CAMPUS: SCHS students and faculty express issues using the new Aeries system

In the past, SCUSD has encountered problems with the previous grading and resource platform School Loop. Thus, the district required a system shift. As Aeries has become the new software, some prefer the switch, but many students and teachers have encountered obstacles adjusting to the new system.

Vice Principal Tony Lam explained that few teachers have used Aeries in the past for attendance. Before the 2022-2023 school year started, however, teachers attended training on how to use Aeries, but some find it difficult to use in a realistic classroom setting.
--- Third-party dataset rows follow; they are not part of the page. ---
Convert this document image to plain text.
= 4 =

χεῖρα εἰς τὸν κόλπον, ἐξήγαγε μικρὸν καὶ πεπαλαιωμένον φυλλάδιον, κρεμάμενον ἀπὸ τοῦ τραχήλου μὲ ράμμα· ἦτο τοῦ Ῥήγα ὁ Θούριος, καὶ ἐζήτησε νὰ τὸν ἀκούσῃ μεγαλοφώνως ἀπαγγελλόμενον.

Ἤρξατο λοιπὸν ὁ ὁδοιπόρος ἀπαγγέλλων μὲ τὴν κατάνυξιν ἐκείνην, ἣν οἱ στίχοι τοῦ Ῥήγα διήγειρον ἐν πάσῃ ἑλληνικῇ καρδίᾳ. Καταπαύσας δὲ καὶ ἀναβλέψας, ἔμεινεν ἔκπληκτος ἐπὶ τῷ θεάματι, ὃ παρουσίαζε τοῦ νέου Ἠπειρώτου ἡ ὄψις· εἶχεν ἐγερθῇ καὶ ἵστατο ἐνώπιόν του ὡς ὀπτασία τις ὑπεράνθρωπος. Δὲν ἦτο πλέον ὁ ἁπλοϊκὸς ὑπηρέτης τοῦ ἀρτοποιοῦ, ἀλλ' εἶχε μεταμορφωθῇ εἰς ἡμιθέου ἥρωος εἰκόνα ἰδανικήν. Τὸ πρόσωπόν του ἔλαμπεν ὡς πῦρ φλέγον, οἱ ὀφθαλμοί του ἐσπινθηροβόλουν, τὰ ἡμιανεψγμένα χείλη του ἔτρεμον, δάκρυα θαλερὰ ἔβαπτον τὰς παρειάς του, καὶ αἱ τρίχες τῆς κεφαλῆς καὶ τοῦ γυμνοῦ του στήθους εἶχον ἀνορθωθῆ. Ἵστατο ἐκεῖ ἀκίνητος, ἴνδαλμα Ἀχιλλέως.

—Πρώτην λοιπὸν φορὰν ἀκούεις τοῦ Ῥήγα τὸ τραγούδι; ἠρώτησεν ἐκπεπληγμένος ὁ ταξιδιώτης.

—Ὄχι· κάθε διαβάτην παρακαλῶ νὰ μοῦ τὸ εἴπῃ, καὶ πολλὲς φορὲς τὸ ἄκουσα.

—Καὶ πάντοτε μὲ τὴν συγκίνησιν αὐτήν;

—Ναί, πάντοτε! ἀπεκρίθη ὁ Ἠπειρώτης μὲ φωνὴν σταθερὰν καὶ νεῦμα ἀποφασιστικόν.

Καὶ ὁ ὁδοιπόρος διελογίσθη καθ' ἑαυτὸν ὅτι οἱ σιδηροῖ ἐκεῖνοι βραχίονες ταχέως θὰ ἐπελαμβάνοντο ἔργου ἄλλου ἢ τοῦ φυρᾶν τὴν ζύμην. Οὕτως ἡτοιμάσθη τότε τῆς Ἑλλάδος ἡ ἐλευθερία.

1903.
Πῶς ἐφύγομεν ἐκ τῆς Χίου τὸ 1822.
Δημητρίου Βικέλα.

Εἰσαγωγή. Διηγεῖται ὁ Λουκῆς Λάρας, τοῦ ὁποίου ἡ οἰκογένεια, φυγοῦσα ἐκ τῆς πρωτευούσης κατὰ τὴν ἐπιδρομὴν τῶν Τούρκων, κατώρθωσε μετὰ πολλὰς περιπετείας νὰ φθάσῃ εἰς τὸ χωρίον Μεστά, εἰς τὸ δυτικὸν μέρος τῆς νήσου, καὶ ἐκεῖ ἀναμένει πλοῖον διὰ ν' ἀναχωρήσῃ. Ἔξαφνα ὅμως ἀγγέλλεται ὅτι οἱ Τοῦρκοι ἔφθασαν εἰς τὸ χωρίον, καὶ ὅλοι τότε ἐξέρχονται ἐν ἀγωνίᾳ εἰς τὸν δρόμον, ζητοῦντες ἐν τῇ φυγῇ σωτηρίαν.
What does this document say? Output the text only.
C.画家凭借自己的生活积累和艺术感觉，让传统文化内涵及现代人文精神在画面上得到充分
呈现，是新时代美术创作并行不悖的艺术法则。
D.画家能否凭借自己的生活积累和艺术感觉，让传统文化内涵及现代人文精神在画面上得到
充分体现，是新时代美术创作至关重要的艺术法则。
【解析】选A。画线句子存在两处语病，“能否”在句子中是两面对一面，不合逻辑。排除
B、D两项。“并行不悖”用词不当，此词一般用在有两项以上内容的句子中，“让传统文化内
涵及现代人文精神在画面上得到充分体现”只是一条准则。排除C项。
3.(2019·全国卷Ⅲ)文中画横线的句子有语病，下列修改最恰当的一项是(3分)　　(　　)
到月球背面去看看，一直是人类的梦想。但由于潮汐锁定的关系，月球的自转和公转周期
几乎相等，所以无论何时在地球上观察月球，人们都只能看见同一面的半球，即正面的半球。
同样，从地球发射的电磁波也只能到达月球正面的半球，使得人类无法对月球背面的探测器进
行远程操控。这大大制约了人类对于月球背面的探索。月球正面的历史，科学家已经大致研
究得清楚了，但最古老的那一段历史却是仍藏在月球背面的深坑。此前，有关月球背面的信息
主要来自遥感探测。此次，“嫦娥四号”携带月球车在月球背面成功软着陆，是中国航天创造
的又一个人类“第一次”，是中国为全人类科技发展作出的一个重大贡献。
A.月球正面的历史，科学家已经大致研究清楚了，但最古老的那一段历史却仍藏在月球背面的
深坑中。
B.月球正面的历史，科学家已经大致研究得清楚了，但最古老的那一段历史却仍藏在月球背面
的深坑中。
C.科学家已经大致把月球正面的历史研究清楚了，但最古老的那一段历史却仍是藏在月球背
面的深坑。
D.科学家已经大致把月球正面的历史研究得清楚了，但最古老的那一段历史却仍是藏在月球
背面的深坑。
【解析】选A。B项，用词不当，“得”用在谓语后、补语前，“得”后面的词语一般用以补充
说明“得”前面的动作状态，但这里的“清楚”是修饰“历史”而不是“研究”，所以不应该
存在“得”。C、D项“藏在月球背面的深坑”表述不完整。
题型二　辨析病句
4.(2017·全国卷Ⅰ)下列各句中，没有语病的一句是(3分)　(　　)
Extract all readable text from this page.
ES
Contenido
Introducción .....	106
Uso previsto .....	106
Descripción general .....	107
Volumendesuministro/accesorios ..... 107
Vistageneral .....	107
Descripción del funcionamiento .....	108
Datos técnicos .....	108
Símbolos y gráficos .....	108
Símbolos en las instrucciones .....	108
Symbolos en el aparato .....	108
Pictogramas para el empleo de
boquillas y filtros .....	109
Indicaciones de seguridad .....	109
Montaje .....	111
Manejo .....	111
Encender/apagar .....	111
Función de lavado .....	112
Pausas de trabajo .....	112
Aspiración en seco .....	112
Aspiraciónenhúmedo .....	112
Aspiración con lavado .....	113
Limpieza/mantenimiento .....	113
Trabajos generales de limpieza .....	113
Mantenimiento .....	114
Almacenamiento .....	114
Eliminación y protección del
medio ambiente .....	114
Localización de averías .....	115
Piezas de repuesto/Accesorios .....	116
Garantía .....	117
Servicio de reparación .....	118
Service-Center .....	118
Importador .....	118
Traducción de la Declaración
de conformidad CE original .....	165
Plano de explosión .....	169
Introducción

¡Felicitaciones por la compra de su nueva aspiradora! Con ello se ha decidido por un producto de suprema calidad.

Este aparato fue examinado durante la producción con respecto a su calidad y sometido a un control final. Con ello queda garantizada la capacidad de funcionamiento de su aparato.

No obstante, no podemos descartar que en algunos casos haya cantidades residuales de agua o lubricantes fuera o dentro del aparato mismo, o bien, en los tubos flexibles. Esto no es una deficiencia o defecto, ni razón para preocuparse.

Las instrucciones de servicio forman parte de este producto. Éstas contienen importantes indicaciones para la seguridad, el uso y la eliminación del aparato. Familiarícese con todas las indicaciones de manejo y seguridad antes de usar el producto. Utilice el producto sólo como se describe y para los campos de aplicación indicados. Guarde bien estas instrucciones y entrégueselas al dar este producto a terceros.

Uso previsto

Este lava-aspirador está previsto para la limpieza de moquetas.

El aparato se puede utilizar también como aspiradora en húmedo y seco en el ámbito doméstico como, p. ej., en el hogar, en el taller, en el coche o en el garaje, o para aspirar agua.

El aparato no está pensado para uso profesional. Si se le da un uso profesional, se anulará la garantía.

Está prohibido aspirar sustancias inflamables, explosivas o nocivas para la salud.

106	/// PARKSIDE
“Once school started and there were students in the class, that is a different perspective,” Lam said. “The majority of our teachers here have never used the Aeries Gradebook before. People are having a difficult time navigating the software and how to do certain things.”

Lam mentioned that at the beginning of the school year, the district offered a few days of drop-in training for teachers who were continuing to struggle using the platform. A personal challenge for Lam was accessibility as his Aeries interface as an administrator is different from teachers’ Aeries interfaces. Lam, however, found the district’s support to be an essential solution.

“I don’t have a gradebook, so what I see on my side of Aeries is not the same thing as what teachers see on their side,” Lam said. “They (the district) usually gets back to me within the same hour of the day when I have a question or I’m trying to help a teacher. I found that to be very, very helpful that there is a resource at the district who can help.”

Additionally, some teachers have found the Aeries platform too complex. Spanish teacher Amanda Vrabel finds Aeries’s settings hard to adapt to.

“The settings are incredibly not user-friendly or intuitive,” Vrabel said. “There’s just a lot of things that I don’t feel I can control as much.”

While Aeries initially seemed beneficial to many as it combines an attendance record and gradebook, unlike School Loop, Vrabel has still found drawbacks and inconveniences.

“All the benefits to having your attendance linked to your grade book I haven’t found useful or even to work as well,” Vrabel said. “Even if I had the settings on my grade book saying (to) automatically drop or add kids, it still wasn’t getting it right.”

English teacher Daniel Eaton also commented on the difficulties he experienced when inputting student grades.

“It was giving me wrong grades, and students were getting wrong grades, so I kept saying there’s a glitch, and I’m trying to fix it,” Eaton said. “There were a few glitches like that where it was showing zeroes where there shouldn’t have been zeroes.”

For many students, accessing Aeries also comes with its issues. Junior Venice Mayor pointed out that the platform is not only time-consuming but also irritating to use due to its faulty programming.

“With School Loop, the grades were there. It was easy to access. The servers didn’t crash as often as Aeries does,” Mayor said. “Aeries doesn’t have a good, reliable server, and it just added on to my anxiety as to whether or not my grades are the way they actually are.”

Freshman Ryan Chan agrees that Aeries is challenging to access and manage.

“The interface is also harder to navigate around, so I feel like if they simplified it a bit more, that would be helpful,” Chan said.

Despite some having difficulties using Aeries, senior Mateo Garcia has prior experience as he used it frequently to access his transcripts and share them with college coaches. Compared to other students, he feels the transition was not as difficult.

“(On) School Loop, you don’t really have access to a transcript. You have to request it from a counselor,” Garcia said. “There was a solid month where coaches were coming to school, and I had to send my transcripts, or transfer them, or just show them.”

Many teachers and staff currently prefer School Loop over Aeries, but despite some technical issues with grading, Eaton maintains an optimistic outlook toward the rest of the school year.

“There’s going to obviously be a period of adjustment,” Eaton said. “I think School Loop feels more accessible, and Aeries kind of feels a little bit more overwhelming. But again, that could be that we’re just not used to it.”